Minimizing Active Power Losses and Voltage Deviations for Reactive Power Planning Considering Bus Vulnerability

Abstract

This paper presents a novel Rhinoceros Swarm Optimization (RSO) algorithm to solve the Optimal Reactive Power Dispatch (ORPD) problem in modern power systems. The growing energy demand and economic expansion have increased stress on power networks, making voltage stability a critical concern. Our two-stage approach first identifies vulnerable buses using three stability indices (FVSI, LSI, and VCPI), then optimizes control variables through the proposed RSO algorithm. The proposed RSO is validated and tested on standard IEEE 57, Algerian 114, and Nordic-44 bus power systems.

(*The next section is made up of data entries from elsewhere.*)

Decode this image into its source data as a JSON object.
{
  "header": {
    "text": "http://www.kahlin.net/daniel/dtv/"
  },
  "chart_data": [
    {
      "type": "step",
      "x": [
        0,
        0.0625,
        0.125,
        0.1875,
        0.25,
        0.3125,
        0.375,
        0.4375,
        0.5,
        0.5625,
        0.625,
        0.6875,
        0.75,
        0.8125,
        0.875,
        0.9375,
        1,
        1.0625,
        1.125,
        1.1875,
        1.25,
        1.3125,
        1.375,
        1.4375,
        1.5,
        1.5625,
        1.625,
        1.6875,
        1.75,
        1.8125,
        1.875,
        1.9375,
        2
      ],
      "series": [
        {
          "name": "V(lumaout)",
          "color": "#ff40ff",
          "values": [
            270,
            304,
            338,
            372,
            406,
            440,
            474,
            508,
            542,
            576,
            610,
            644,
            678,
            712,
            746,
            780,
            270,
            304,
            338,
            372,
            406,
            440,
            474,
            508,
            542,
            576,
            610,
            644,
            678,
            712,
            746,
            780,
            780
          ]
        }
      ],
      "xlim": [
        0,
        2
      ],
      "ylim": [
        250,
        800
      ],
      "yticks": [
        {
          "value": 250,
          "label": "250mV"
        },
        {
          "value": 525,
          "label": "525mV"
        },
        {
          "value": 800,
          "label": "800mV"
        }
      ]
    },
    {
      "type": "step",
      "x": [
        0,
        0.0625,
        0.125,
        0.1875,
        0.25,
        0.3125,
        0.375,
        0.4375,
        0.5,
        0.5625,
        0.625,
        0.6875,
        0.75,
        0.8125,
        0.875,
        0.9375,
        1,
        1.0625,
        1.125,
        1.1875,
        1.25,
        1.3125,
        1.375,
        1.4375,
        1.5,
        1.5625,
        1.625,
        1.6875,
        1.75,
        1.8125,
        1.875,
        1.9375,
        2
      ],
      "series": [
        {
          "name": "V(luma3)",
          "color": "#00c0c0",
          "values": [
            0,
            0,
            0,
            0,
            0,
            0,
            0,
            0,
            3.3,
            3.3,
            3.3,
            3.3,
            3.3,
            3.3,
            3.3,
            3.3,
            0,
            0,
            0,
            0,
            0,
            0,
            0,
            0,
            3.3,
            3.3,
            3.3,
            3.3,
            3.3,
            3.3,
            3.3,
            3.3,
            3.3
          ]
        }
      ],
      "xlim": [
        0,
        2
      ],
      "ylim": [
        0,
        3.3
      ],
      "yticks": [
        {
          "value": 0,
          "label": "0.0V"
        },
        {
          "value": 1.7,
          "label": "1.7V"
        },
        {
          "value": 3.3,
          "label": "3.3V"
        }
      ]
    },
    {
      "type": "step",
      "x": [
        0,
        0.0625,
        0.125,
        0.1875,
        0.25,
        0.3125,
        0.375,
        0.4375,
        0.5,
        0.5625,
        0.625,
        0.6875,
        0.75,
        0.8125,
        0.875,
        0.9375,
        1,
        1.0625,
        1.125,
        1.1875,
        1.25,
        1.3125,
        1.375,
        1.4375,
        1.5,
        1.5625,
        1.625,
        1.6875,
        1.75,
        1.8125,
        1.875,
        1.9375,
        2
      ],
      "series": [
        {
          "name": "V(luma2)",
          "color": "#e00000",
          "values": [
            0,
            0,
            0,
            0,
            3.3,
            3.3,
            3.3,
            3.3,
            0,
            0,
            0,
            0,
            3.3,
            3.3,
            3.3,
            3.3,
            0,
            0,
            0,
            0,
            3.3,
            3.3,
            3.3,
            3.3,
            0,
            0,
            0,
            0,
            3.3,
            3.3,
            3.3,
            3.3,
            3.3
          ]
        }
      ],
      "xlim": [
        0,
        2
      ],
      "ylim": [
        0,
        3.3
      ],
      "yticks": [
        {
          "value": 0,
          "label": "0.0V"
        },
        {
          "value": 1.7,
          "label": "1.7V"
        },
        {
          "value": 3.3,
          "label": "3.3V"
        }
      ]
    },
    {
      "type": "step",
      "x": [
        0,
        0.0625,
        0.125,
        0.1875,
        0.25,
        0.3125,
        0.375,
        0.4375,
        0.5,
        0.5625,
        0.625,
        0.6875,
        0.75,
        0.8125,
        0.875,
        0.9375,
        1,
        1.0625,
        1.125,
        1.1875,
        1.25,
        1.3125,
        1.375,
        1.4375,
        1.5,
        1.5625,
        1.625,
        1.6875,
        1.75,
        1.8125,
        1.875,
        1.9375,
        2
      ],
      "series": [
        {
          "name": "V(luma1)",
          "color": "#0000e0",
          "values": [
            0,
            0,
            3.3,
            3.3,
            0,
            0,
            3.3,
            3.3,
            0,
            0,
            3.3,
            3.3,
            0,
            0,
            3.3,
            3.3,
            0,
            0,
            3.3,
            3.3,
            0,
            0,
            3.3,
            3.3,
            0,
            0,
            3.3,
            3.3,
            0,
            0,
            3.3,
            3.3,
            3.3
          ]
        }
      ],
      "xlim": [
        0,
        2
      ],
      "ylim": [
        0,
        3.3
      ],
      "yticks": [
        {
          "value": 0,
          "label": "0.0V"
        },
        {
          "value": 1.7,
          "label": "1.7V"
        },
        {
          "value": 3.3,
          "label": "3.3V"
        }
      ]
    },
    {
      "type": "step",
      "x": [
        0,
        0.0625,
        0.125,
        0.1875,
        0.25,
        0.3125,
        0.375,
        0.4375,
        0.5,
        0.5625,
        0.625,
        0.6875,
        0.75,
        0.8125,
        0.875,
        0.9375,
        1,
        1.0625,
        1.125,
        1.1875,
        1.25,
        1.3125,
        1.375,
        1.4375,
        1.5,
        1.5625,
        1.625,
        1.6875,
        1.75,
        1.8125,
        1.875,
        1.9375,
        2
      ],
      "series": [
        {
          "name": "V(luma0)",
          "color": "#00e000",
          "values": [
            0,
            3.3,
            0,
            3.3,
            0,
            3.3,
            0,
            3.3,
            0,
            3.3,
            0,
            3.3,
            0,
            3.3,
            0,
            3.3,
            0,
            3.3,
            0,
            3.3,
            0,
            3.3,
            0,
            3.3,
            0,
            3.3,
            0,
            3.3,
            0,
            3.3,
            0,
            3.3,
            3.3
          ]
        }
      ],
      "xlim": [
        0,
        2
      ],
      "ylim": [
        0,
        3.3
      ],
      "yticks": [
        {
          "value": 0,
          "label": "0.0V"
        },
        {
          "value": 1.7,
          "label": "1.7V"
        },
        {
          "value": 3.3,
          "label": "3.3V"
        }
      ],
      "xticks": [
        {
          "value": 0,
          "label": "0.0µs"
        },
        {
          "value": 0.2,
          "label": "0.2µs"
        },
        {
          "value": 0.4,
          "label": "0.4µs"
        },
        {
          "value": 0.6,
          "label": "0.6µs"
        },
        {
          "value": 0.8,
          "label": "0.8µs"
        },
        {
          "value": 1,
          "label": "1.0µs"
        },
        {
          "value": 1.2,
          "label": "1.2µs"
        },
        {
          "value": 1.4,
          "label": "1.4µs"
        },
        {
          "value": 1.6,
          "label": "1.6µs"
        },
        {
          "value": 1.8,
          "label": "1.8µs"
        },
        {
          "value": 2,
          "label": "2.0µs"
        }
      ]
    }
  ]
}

The implementations are carried out in MATLAB 2019a Simulink platform. The findings of the proposed RSO approach are contrasted with the existing methods like Sine-Cosine Algorithm (SCA), Improved Differential Evolutionary (IDE), Lévy-flight Phasor Particle Swarm Optimization (LPPSO), Gradient Jellyfish Search Optimizer (GJSO), and Adaptive Beluga Whale Optimization (ABWO) to confirm the superiority of the proposed technique. Thus, for standard IEEE 57 the power loss of the proposed RSO method is 22.05 MW contrasted to the existing SCA, IDE, LPPSO, GJSO, and ABWO methods which attain a power loss of 24.34 MW, 25.05 MW, 25.50 MW, 26.10 MW and 27.01 MW respectively.